During the tour of the Surgical Department on 2/17/11 at 1:40 PM, the Director of Peri-Operative Services agreed the hallways were crowded and stated there was no alternative for storage. She stated as a result of the lack of proper storage room, certain doors were dedicated to being blocked by equipment in the hallway and were no longer used. She stated the clutter had a potential to pose a problem in the case of an evacuation and equipment would likely have to be moved to assist in an emergency.
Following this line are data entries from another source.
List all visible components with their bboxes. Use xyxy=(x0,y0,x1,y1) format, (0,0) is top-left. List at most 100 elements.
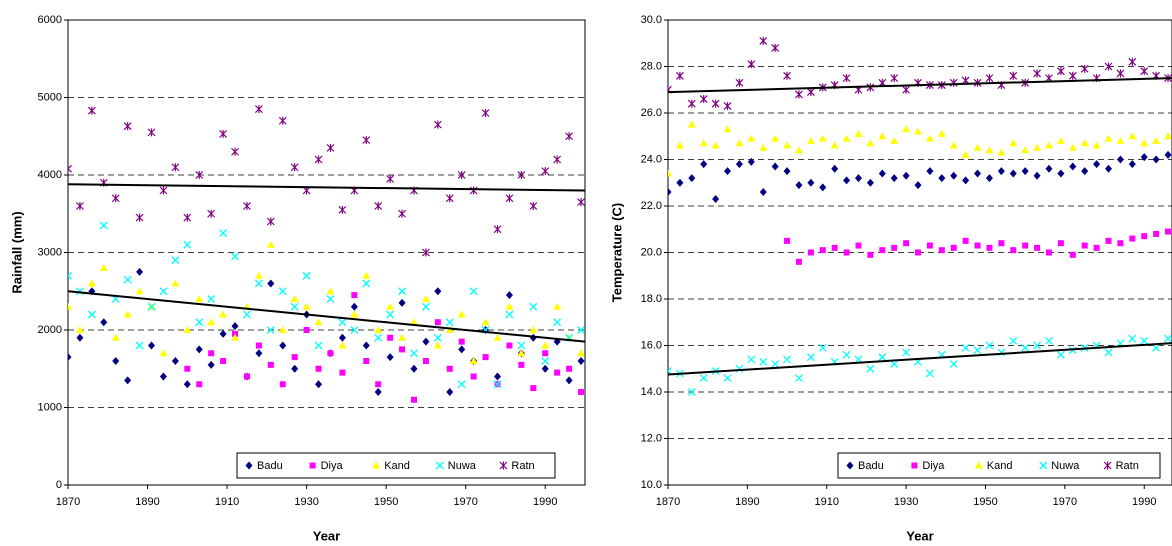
marker xyxy=(566,365,573,372)
marker xyxy=(493,380,502,389)
marker xyxy=(219,310,228,318)
marker xyxy=(541,167,550,176)
marker xyxy=(100,318,108,327)
marker xyxy=(375,381,382,388)
marker xyxy=(759,357,768,366)
marker xyxy=(807,178,815,187)
marker xyxy=(183,213,192,222)
marker xyxy=(949,78,958,87)
y-tick-label: 3000 xyxy=(38,246,62,258)
marker xyxy=(687,388,696,396)
marker xyxy=(302,302,311,310)
marker xyxy=(207,295,216,303)
marker xyxy=(159,349,168,357)
x-tick-label: 1950 xyxy=(374,496,398,508)
marker xyxy=(457,171,466,179)
marker xyxy=(949,141,958,149)
marker xyxy=(458,345,466,354)
marker xyxy=(421,248,430,257)
marker xyxy=(518,361,525,368)
marker xyxy=(338,318,347,327)
y-tick-label: 0 xyxy=(56,479,62,491)
marker xyxy=(795,374,803,383)
marker xyxy=(184,365,191,372)
marker xyxy=(723,102,732,111)
marker xyxy=(493,225,502,234)
marker xyxy=(949,360,958,369)
plot-area xyxy=(68,105,585,403)
marker xyxy=(279,381,286,388)
marker xyxy=(783,355,792,364)
marker xyxy=(926,242,933,249)
y-tick-label: 14.0 xyxy=(641,386,662,398)
marker xyxy=(819,247,826,254)
marker xyxy=(219,229,228,238)
marker xyxy=(362,341,370,350)
y-tick-label: 16.0 xyxy=(641,339,662,351)
marker xyxy=(1033,341,1042,350)
marker xyxy=(87,106,96,115)
trend-line xyxy=(668,77,1172,94)
legend-label: Diya xyxy=(922,460,945,472)
marker xyxy=(434,287,442,296)
marker xyxy=(565,132,574,141)
marker xyxy=(326,287,335,295)
marker xyxy=(433,333,442,342)
marker xyxy=(1128,334,1137,343)
marker xyxy=(220,358,227,364)
marker xyxy=(254,271,263,279)
marker xyxy=(386,302,395,310)
marker xyxy=(291,354,298,361)
marker xyxy=(1045,336,1053,345)
marker xyxy=(1116,155,1124,164)
marker xyxy=(195,345,203,354)
marker xyxy=(985,341,994,350)
marker xyxy=(68,164,72,173)
marker xyxy=(724,167,732,176)
marker xyxy=(303,327,310,333)
marker xyxy=(309,462,316,469)
marker xyxy=(290,295,299,302)
marker xyxy=(1009,139,1018,147)
marker xyxy=(1033,69,1041,78)
marker xyxy=(973,346,982,355)
marker xyxy=(255,342,262,349)
marker xyxy=(374,202,383,210)
marker xyxy=(196,381,203,388)
marker xyxy=(577,349,585,357)
marker xyxy=(784,237,791,244)
y-tick-label: 22.0 xyxy=(641,200,662,212)
marker xyxy=(76,202,84,210)
marker xyxy=(843,249,850,256)
marker xyxy=(207,318,216,326)
marker xyxy=(421,295,430,302)
marker xyxy=(1141,233,1148,240)
marker xyxy=(123,122,132,131)
legend-label: Ratn xyxy=(511,460,534,472)
marker xyxy=(87,310,96,319)
marker xyxy=(314,341,323,350)
marker xyxy=(111,194,120,203)
marker xyxy=(937,129,946,137)
marker xyxy=(759,143,768,151)
marker xyxy=(254,105,263,114)
marker xyxy=(386,353,394,362)
marker xyxy=(747,60,756,69)
marker xyxy=(962,176,970,185)
marker xyxy=(962,237,969,244)
marker xyxy=(1116,136,1125,144)
marker xyxy=(327,350,334,357)
marker xyxy=(338,333,346,342)
marker xyxy=(985,174,993,183)
marker xyxy=(974,169,982,178)
y-tick-label: 6000 xyxy=(38,14,62,26)
marker xyxy=(950,244,957,251)
marker xyxy=(505,310,514,319)
marker xyxy=(195,295,204,302)
marker xyxy=(183,326,192,333)
marker xyxy=(938,174,946,183)
marker xyxy=(735,78,744,87)
marker xyxy=(1164,334,1172,343)
marker xyxy=(68,271,72,280)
The Surgeon involved in the surgery described above in OR #4 on 2/17/11 at 9:40 AM was interviewed on 2/17/11 at 4:20 PM. He stated OR #4 was often crowded with equipment and personnel during procedures. He stated the impact of the smaller room was a small table had to be used for sterile equipment. He stated the Scrub Technician had to be careful to not place an object on the fragile and expensive equipment used during the surgery.

The Chief of Anesthesiology was interviewed on 2/18/11 at 8:20 AM. He stated the overcrowding of supplies and equipment in the Surgical Department was a problem. However, he stated this was a problem he has seen in other OR suites he has worked in.

The Director of Environmental Services was interviewed on 2/18/11 at 8:35 AM. He stated the storage of supplies and equipment was currently being addressed. He stated the hospital was evaluating alternative ways to manage the problem.

The facility failed to ensure supplies in the OR suite were stored in a manner to promote staff and patient safety.